Defense to call ex-Rajaratnam fund COO to testify

By Basil Katz

NEW YORK (Reuters) - Raj Rajaratnam's lawyers plan to call five witnesses to testify for the defense at his insider trading trial, including a former top executive at his hedge fund.

When the Manhattan federal court trial enters its sixth week on Monday, defense attorneys will begin their leg of the case. Rajaratnam lawyer Terence Lynam told the judge on Friday he planned to call two former Galleon employees, including its one-time chief operating officer Rick Schutte.
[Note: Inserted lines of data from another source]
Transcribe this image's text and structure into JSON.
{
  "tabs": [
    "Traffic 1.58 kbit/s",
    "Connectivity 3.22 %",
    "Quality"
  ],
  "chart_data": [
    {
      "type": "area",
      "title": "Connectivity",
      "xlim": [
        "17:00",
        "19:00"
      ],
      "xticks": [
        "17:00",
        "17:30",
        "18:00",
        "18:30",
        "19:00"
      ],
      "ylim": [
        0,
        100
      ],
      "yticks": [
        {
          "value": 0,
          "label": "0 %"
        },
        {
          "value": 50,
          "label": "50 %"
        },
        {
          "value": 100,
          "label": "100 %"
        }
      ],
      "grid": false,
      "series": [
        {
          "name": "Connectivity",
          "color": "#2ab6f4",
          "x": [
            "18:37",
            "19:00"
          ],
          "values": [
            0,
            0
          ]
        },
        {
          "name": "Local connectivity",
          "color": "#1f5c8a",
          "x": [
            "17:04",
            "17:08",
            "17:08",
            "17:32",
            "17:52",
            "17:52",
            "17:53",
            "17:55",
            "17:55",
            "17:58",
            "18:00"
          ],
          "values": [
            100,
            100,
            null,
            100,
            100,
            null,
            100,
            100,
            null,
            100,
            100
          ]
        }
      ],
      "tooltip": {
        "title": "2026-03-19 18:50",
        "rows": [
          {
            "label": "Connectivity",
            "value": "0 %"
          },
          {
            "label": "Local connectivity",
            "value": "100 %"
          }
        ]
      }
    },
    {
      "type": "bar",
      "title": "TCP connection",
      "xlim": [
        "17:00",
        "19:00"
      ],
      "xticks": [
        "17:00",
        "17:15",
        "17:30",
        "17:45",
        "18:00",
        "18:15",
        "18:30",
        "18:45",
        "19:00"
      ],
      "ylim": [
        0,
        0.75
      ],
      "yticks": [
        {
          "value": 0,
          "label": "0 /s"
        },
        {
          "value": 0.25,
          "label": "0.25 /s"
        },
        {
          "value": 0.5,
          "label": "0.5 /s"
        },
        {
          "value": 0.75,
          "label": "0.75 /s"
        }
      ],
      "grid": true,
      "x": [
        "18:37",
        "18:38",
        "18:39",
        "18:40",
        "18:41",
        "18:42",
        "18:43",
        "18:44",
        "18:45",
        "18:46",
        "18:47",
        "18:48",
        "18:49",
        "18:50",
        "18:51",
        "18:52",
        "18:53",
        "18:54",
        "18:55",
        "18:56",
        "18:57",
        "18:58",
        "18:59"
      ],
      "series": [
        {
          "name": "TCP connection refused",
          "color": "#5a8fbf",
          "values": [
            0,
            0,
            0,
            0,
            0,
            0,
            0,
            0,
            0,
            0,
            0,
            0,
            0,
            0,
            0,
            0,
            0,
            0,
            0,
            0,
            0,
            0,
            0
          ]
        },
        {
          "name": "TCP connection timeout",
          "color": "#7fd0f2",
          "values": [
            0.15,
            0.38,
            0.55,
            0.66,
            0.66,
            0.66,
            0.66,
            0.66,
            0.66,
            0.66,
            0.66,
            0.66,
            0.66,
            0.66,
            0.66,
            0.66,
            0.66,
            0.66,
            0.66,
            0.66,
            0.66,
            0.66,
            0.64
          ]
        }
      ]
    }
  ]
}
Schutte is expected to back the defense's argument that research, analysis and market speculation, not material company secrets, guided trading at Galleon, which had $7 billion under management at its peak. Former Galleon analyst Stephen Granoff may also take the witness stand.

In what prosecutors have called the biggest probe of insider trading at hedge funds on record, Sri Lankan-born Rajaratnam, 53, is charged with 14 counts of conspiracy and securities fraud.

Prosecutors have played numerous wiretapped recordings of Rajaratnam's phone calls with high-placed friends in corporate America. The government contends he made more than $50 million in illicit trading profits between 2003 and March 2009.

The trial, which began in early March, was expected to last up to two months. But defense attorneys said they might take only two days to present their witnesses, resting their case as early as Tuesday.

A looming U.S. government shutdown was not expected to have an impact on the Rajaratnam court proceedings. The impasse was not mentioned at a court hearing on the case on Friday.

At the hearing, where no jurors were present, Rajaratnam's lawyers told U.S. District Judge Richard Holwell they first planned to call two witnesses to refute earlier testimony from former Galleon employee and government cooperator Adam Smith.

Hedge fund owner John Pernell and lawyer Robert Hotz will be called to the stand to contradict what former Smith told jurors, Lynam said. Smith, who pleaded guilty to securities fraud and conspiracy in January, testified that he supplied Rajaratnam with inside stock tips from a friend who worked as an investment banker.

Hotz is a partner at Rajaratnam defense law firm Akin Gump Strauss Hauer & Feld LLP. Pernell owns Polaris Investment Partners Inc.

Prosecutors said they would file papers later on Friday asking the judge not to let the two men testify.

The judge on Friday also allowed defense expert Gregg Jarrell, a professor at the University of Rochester's William Simon School of Business, to testify next week. Prosecutors had objected to parts of his proposed testimony.

Rajaratnam, who faces up to 20 years in prison if convicted, has sat silently amid his lawyers at the trial as prosecutors brought on a parade of witnesses and played recordings of his telephone conversations.

Asked by the judge whether Rajaratnam would take the stand, defense lawyer John Dowd said he would tell the prosecutors "in a timely way."